Sharon Austin moved into a rented house in the first Sun City a year ago. Her house is right next to the golf course, and sometimes she finds golf balls in her herbaceous border. “When I look out of the window in the morning, I see them all golfing and walking. It’s cleaner and quieter here than anywhere else, there is less crime and it’s cheaper, too. Everyone here is in the same situation: if someone needs heart surgery, they will find at least three people they know that they can talk about it with. I want for nothing here. And if someone thinks this place is a seniors’ ghetto, they only need to cross the street.We’re not living in the middle of nowhere here.”

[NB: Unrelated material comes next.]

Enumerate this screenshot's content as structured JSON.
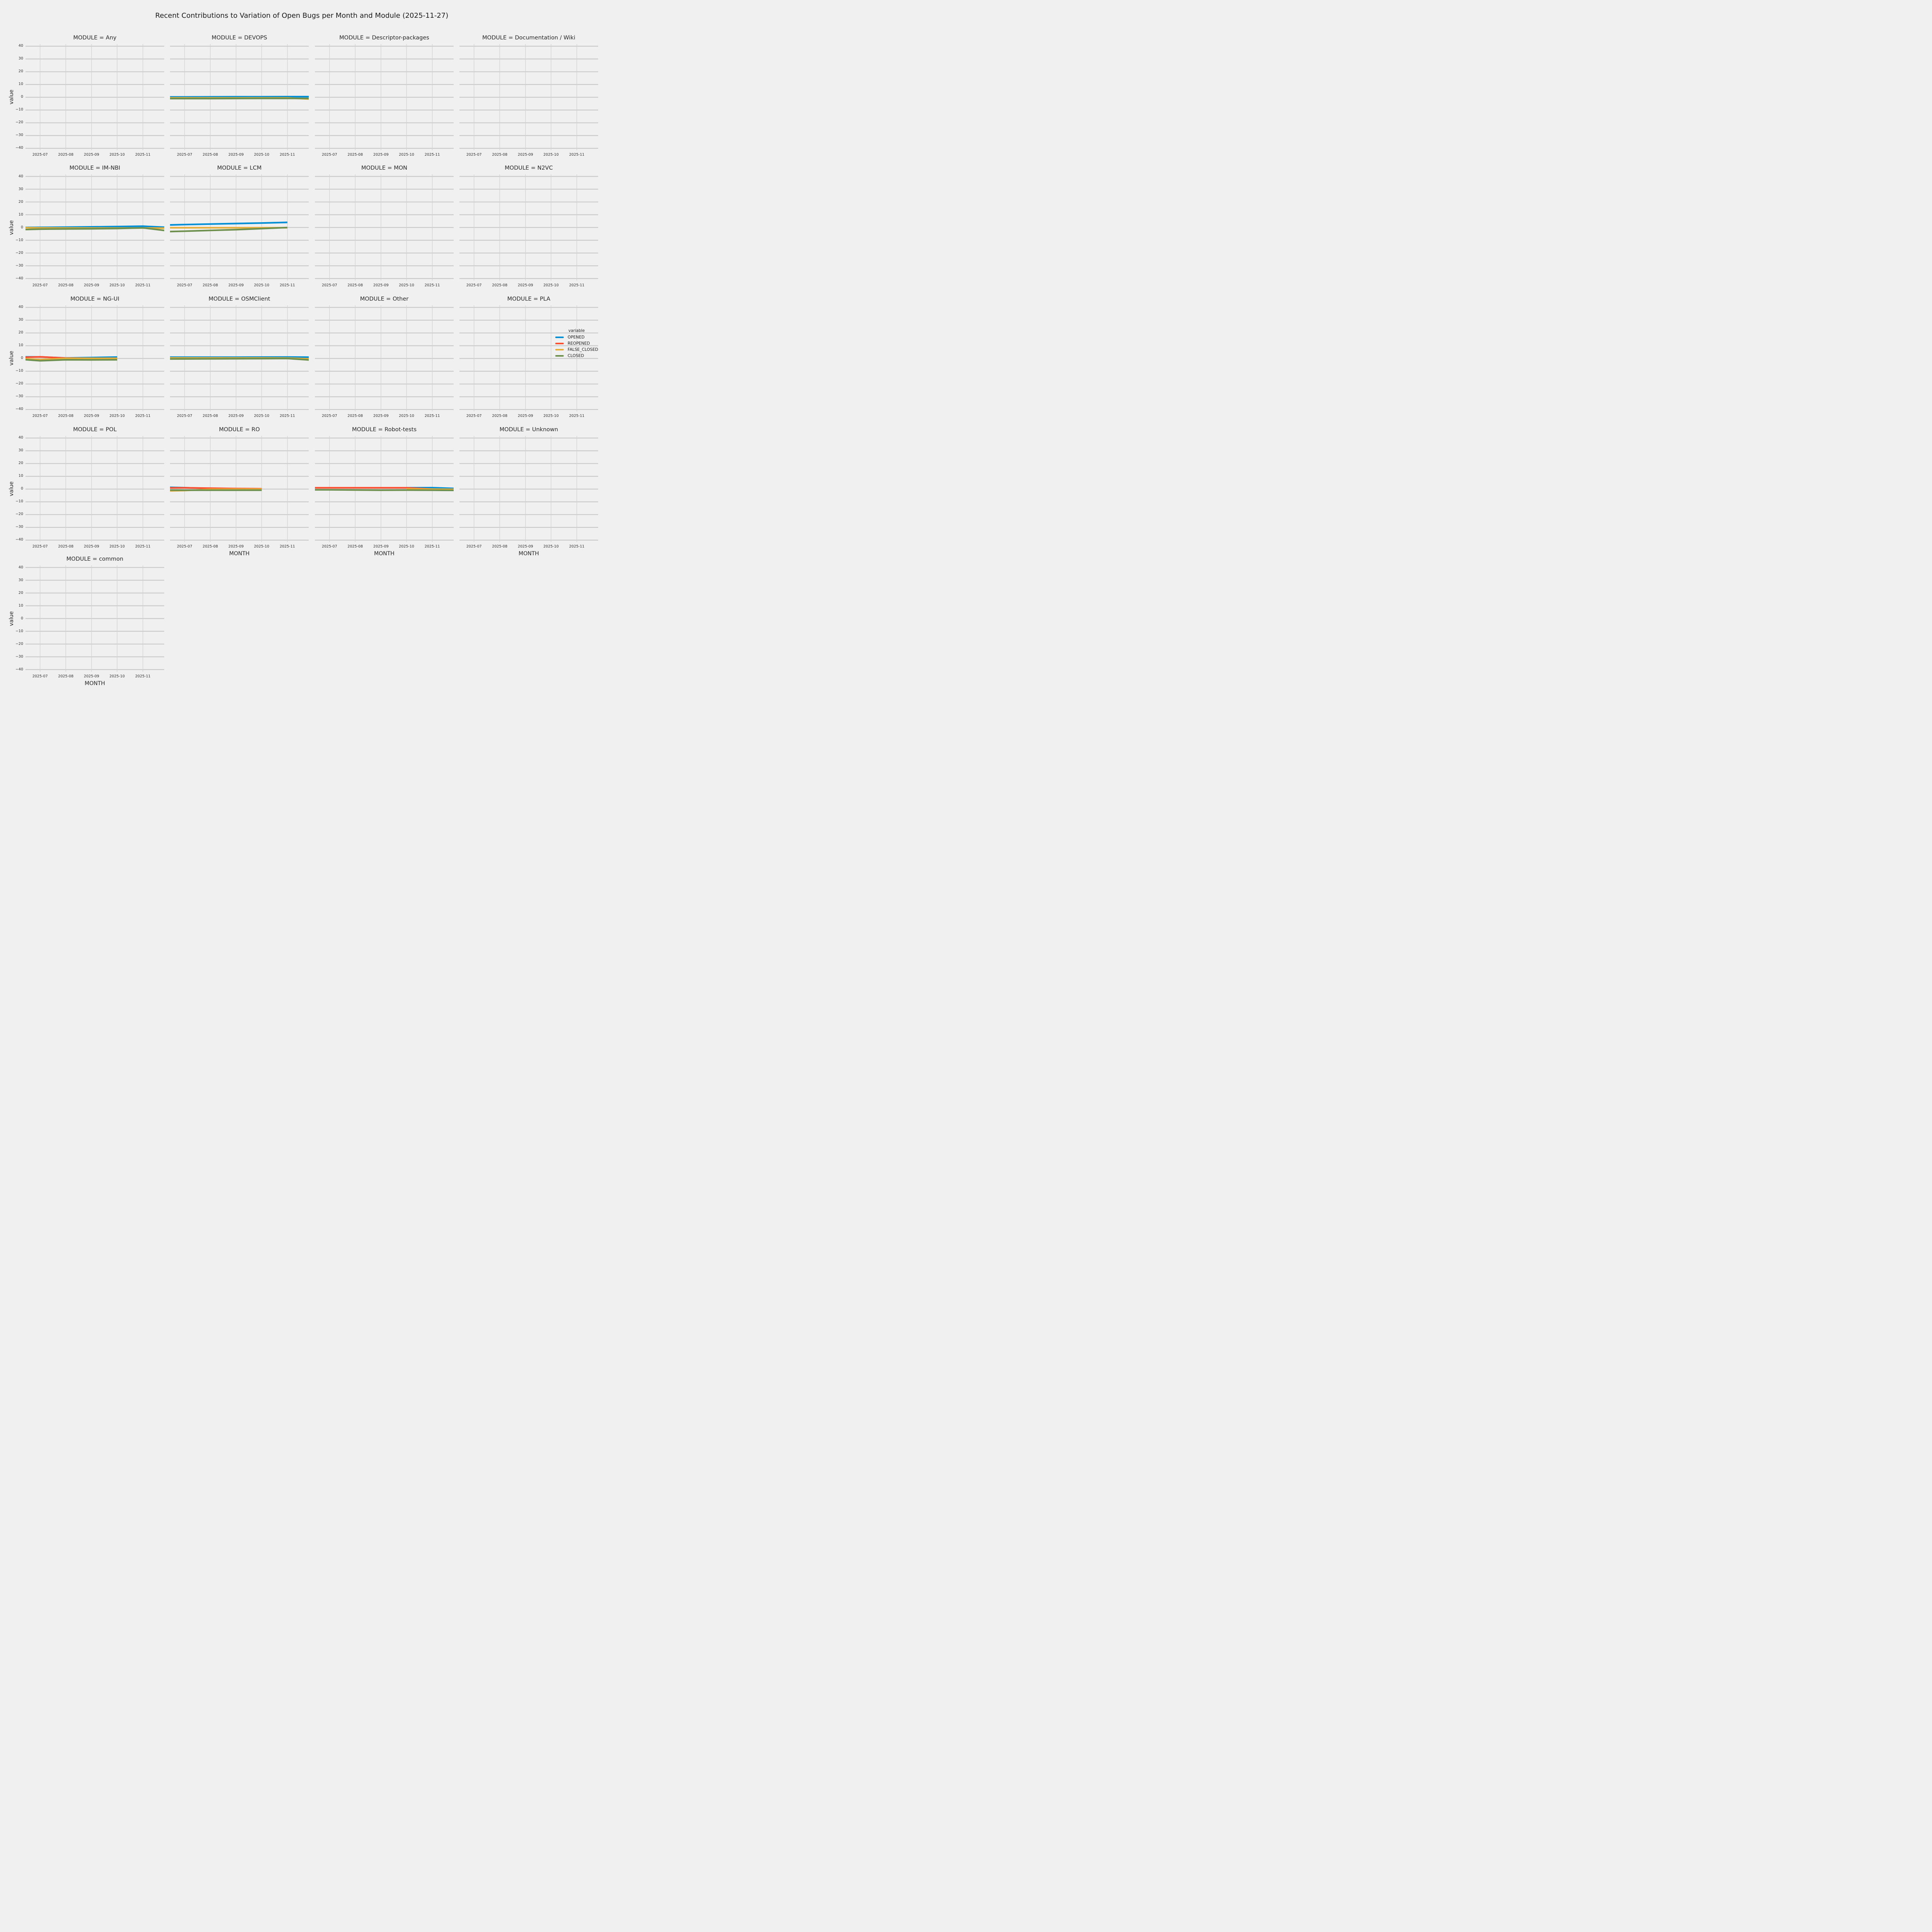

“The only bad thing is that there are so many old people here,” is an old Sun City joke. But even that is out of date. The residents of Sun City Grand recently decided to allow people of 45 and over to live there—providing they don’t make up more than 15 percent of the new arrivals. At 94 years old, Helena Gumina is more than double that age. Her habit of hugging people by way of greeting instead of merely shaking hands earned her the nickname “cutie”in Sun City. She proudly had the nickname printed on a T-shirt she wears at the Independence Day celebrations on the 4th of July. Helena says she has no interest in marrying again: “I don’t think my husband would like me hugging other men.”